2) Specific inflammations:
2. 1) Bacterial: TB, syphilis, cat scratch disease, tularemia,
2. 2) Protozoal: toxoplasmosis,
2. 3) Viral: HIV-infection,
2. 4) Non-infectious: sarcoidosis;

3) Lymphomas;
4) Metastases of head and neck cancers.

31
Q
  1. Evaluation of neck lumps – diagnostic steps
A
  1. Correct, accurate registration of patient history: e.g. duration of symptoms, upper respiratory tract infections, dysphagia, hoarseness;
  2. Careful ENT examination – special attention should be paid to the examination of the neck: localization, consistency, sensibility of the lump, its relation to the surrounding structures;
  3. Blood tests: inflammation markers, serology;
  4. Imaging modalities: ultrasound, CT/MRI;
  5. US guided Fine Needle Aspiration Biopsy;
  6. For lymphadenomegaly, excision of the node is carried out only if the evaluation
    of the FNAB reveals lymphoma (or, if it is needed by the pathologist).
32
Q
  1. Causes of dyspnea in the upper respiratory tract
A

1) Upper respiratory tract infections (tonsillitis, epiglottitis, laryngitis);
2) Lumps in the upper respiratory tract: abscess, granulation tissue, malignancies;
3) Non-specific reactions of the upper respiratory mucosa: allergy, Reinke edema,
hereditary angioneurotic edema;
4) Foreign body;
5) Stenosis;
6) Recurrent laryngeal nerve palsy.

33
Q
  1. Middle-aged, smoker patient presents with unilateral ear pain, but the examination of the ear does not reveal any disorders.
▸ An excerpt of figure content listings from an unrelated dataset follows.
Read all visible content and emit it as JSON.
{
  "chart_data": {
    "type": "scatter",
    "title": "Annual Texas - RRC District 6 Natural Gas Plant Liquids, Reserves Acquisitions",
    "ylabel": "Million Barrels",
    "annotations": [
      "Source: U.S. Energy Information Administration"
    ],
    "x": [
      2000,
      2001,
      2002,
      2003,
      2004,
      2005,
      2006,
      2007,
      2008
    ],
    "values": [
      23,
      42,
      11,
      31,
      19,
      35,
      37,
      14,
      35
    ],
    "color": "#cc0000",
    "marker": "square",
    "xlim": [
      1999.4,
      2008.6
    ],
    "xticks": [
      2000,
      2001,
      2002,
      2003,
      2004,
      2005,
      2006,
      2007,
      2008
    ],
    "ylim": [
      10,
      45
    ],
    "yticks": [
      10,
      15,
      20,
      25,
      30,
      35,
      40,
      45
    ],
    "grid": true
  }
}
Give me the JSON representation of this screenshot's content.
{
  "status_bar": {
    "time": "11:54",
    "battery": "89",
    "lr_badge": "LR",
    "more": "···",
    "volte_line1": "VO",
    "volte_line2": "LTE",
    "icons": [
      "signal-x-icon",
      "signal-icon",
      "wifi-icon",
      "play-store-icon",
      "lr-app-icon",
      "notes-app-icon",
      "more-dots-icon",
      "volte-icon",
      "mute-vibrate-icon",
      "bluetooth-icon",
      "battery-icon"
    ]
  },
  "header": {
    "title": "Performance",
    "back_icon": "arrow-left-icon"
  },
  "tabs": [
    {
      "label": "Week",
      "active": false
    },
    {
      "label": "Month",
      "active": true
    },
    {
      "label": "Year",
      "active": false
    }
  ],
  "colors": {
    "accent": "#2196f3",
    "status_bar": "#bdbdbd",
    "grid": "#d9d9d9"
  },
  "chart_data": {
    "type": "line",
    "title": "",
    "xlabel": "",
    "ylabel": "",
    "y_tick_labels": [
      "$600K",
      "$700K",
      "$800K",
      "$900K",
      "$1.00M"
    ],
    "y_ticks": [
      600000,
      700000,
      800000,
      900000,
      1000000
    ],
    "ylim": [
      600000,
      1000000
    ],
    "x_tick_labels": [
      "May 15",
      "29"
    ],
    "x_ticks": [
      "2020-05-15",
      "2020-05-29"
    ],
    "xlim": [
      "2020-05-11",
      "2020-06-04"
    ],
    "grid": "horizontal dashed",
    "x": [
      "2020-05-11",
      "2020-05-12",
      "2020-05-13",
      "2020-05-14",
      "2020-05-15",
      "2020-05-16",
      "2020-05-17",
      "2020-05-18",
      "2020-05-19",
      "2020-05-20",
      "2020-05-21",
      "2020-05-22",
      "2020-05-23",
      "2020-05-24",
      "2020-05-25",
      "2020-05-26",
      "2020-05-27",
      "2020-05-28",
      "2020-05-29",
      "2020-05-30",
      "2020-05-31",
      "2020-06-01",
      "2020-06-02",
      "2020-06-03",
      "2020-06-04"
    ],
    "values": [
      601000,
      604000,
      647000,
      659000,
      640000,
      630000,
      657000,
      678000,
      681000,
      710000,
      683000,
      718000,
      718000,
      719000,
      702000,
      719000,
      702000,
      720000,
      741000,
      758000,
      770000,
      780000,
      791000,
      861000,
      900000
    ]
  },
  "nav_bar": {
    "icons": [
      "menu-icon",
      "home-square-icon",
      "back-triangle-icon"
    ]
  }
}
What may be the cause, and what is obligatory to be examined?
A

Unilateral, referred ear pain is a typical finding in patients with hypopharyngeal (less commonly supraglottic and oropharyngeal) malignancies. This symptom and the tobacco use in the patient history make the examination of the oral cavity,
oropharynx/hypopharynx, larynx and the neck obligatory.

34
Q
  1. Management of choking patients – if intubation cannot be carried out
A
  1. Cricothyrotomy – in the lack of time and appropriate tools: we find the cricothyroid ligament above the cricoid cartilage (using fingers), and after carrying out a transversal incision on the skin, we pierce the ligament with any instrument at hand, and insert a holed tool (e.g. outer tube of a pen).
  2. Tracheotomy – After incising the skin and the platysma, we find (and if necessary - ligate) the isthmus of the thyroid gland, and - at the 2nd or 3rd tracheal cartilage - we make an incision on the anterior wall of trachea (in childhood) or remove a part of the cartilage (in adults). We insert a tube/cannula in order to maintain the free airway.